20 Apr 2018

Academic questions significance of UK's Pacific ramp up

2:44 pm on 20 April 2018

An academic says he expects the move by the United Kingdom towards a closer relationship with the Pacific Islands to have limited impact.

Pacific leaders at talks with the head of Britain's Diplomatic Service at the Foreign and Commonwealth Office, Sir Simon McDonald.

Pacific leaders at talks with the head of Britain's Diplomatic Service at the Foreign and Commonwealth Office, Sir Simon McDonald. Photo: Government of the Kingdom of Tonga

The British government has linked its new foreign policy outreach to the Pacific to its need to take up opportunities in other regions as it proceeds with a planned exit from the European Union.

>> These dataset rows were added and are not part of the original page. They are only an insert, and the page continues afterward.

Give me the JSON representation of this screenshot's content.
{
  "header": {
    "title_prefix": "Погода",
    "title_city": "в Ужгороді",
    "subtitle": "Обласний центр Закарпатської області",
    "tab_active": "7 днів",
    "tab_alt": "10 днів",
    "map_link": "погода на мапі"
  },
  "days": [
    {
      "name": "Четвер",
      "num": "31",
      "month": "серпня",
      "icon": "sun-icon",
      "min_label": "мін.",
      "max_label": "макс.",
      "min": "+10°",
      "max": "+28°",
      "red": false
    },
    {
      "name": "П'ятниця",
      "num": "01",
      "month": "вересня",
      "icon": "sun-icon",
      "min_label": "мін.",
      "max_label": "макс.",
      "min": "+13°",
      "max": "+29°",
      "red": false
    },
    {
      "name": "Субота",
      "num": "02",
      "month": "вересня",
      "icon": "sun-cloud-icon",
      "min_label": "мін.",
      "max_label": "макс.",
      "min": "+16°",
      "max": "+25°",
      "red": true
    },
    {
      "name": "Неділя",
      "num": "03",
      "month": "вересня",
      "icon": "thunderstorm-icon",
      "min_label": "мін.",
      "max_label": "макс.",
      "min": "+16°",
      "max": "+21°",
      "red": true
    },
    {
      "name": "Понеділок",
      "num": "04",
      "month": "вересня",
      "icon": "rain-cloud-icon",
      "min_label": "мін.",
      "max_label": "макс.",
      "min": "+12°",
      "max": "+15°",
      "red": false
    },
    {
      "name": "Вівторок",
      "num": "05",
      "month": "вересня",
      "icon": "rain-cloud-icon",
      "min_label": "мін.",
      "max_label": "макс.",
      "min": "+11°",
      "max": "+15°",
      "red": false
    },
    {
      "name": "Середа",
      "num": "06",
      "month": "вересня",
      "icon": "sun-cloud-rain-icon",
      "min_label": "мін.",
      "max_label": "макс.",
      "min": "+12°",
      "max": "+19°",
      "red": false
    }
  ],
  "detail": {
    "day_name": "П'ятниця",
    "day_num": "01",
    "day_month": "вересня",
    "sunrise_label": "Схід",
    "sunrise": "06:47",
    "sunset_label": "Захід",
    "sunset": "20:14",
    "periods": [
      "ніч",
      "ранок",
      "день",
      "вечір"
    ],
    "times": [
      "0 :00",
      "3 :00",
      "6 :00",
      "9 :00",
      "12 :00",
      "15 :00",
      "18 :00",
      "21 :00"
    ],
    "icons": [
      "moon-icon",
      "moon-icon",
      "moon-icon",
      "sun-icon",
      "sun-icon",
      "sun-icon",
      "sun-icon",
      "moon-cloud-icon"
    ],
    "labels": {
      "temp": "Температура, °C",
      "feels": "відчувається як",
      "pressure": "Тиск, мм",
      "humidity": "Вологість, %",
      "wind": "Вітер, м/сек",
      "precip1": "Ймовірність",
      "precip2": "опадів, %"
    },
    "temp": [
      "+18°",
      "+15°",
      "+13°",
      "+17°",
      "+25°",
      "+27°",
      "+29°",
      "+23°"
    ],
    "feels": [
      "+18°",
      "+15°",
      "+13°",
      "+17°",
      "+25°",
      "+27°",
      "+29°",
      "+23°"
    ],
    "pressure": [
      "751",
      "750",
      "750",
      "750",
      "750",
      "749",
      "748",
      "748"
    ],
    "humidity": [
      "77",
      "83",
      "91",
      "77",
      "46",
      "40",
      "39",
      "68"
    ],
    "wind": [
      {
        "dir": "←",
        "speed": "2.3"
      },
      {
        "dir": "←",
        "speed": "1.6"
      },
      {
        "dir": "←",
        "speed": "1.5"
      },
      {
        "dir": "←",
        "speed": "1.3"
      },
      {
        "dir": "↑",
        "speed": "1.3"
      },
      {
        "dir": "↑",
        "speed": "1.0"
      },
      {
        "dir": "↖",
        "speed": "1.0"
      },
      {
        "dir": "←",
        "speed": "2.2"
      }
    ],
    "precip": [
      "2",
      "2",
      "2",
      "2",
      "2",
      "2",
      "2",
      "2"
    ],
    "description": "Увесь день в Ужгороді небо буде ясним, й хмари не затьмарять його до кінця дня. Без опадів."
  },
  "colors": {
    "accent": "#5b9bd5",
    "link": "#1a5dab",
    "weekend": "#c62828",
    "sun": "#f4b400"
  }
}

Professor of Comparitive Politics at Victoria University of Wellington Jon Fraenkel said Britain had historic links especially with Tonga and Vanuatu but it pulled away from the Pacific in the late 1990s as it drew closer to Europe.

He said while the planned opening of the diplomatic posts in Samoa, Tonga and Vanuatu signalled a renewed interest in the Pacific, he did not expect the move to be hugely significant.

"It's an attempt to ramp up a diplomatic presence which is I suppose a good thing after an era where Britain has withdrawn. But I don't really see the connections with the Island States figuring in a major way in British foreign policy in the future. It's too far away and its interests aren't there."

Professor Fraenkel said trade, in particular protections on Fiji's sugar industry, may be affected by Brexit which is due in a year's time.